Launched Jan. 1, the time and attendance system is based on a module within the former PeopleSoft’s Human Capital Management (HCM) product. Members from the team behind the project were discussing it at IDS-Scheer’s ProcessWorld 2006 user conference as an example of how modeling processes can ease a system redesign.
Calgary first started implementing PeopleSoft HR tools in 1999, followed by PeopleSoft Financials and some of its supply chain products. The later implementations involved different versions of the PeopleSoft product line, which didn’t make integration easy, said Wendy Nadon, a business process consultant with the city. PeopleSoft Financials, for example, wound up being broken up into pieces, such that it wasn’t possible to implement other PeopleSoft modules.
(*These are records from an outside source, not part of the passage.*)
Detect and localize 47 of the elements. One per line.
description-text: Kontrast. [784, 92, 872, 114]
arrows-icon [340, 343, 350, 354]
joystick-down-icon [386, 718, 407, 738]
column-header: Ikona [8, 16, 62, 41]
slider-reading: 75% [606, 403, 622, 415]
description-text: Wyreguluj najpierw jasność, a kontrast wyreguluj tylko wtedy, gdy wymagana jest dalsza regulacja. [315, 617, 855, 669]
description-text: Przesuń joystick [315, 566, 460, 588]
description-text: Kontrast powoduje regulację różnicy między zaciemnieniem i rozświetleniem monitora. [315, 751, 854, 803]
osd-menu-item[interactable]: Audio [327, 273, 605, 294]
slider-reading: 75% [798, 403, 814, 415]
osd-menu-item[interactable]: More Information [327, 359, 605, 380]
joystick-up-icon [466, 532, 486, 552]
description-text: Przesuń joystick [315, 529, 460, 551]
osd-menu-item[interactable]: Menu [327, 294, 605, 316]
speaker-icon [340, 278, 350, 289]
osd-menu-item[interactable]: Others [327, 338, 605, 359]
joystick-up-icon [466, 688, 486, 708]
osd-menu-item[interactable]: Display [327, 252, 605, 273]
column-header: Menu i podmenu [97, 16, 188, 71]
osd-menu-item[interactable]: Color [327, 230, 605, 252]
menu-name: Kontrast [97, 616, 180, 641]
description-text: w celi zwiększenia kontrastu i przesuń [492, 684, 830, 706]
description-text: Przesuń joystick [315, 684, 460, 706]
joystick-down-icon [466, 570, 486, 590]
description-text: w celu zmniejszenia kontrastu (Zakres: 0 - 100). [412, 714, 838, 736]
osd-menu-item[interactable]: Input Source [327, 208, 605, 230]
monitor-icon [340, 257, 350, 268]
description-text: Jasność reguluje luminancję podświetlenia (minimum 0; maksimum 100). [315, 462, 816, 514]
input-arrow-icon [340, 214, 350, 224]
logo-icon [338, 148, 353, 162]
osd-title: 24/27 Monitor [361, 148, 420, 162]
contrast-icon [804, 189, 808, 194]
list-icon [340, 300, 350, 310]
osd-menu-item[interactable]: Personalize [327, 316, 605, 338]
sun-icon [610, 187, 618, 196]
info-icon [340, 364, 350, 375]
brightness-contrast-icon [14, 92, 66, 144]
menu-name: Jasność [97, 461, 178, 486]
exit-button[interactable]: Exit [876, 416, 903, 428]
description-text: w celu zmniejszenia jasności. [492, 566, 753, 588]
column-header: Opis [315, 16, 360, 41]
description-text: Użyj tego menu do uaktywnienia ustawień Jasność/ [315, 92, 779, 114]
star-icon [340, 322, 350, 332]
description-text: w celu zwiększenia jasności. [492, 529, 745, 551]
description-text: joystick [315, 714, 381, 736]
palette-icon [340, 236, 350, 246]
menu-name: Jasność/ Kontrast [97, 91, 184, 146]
The city started working on time and attendance capture in part because process modeling showed it was being done in a number of different systems across its 31 departments. Time and labour data factors into leave accrual, and the use of multiple standalone payroll systems complicated the reconciliations the city would have to do at year end to calculate the liabilities it faced due to leave policies. Calgary’s municipal workforce uses 16 different collective agreements and labour policies, said Stephanie Logan, change management team lead. This included departments as diverse as real estate acquisitions, roads, transit and emergency services.
“This is what I ate, slept, drank and thought about 24/7, for a year and a half,” she said. “Each of them think of themselves as very different businesses, and we had to sell this idea (of a single system) to them.”
The city used IDS-Scheer’s ARIS tool to model the way it captured time and attendance across departments, creating a visual representation of the discrete steps and the business rules behind them. Modelling is useful not only in planning out a process change, Nadon said. It also identifies what problems can be solved by technology and what can’t. In one example, models brought out the fact that information was being entered into four different systems to track inconsistencies in emergency services.
“The modeling shows you where the controls need to be,” Nadon said. “In most organizations there’s not enough checking but in this case there was too much. It’s a case of where somebody got into trouble for something five years ago and so now everybody checks everything five times.”
Although city officials recommended automating a process that was costing too much time and money, Nadon proved through her model that only three per cent of the process would be addressed by automation, while the remaining 97 per cent was influenced by the way people were doing their work. “You can’t automate a lot of these complex business rules,” she said. “Either you continue to work with paper or you change the rules.”
The models also indicated what parts of the new time and attendance system would require customization, Logan said. The transit department, for instance, used its own system that also co-ordinated routes, buses and drivers. “Looking at the models, (the head of transit) knew fully what the time and attendance system we were proposing could do and what it couldn’t do,” said Logan, adding that the majority of departments were moved to the standard PeopleSoft HCM module. “In most cases we redesigned processes to fit the vanilla solution.”
The city worked with a local IDS-Scheer partner, Kogawa Consulting, whose principal Don King spoke about the challenges involved in these sorts of projects in another roundtable discussion at ProcessWorld.
“People don’t always know why they’re doing what they’re doing. They’ve just been doing it for so long,” he said. “Even if you used all the processes available in SAP, you’re still going to have to do some kind of business process redesign if you’re going to implement something new.”
IDS Scheer announced at ProcessWorld 2006 that 2005 ARIS Platform licence revenues have grown over 100 per cent last year, due to implementations at Chevron, Lucent, World Bank, PepsiCo and several others.
ProcessWorld 2006 continues through Wednesday.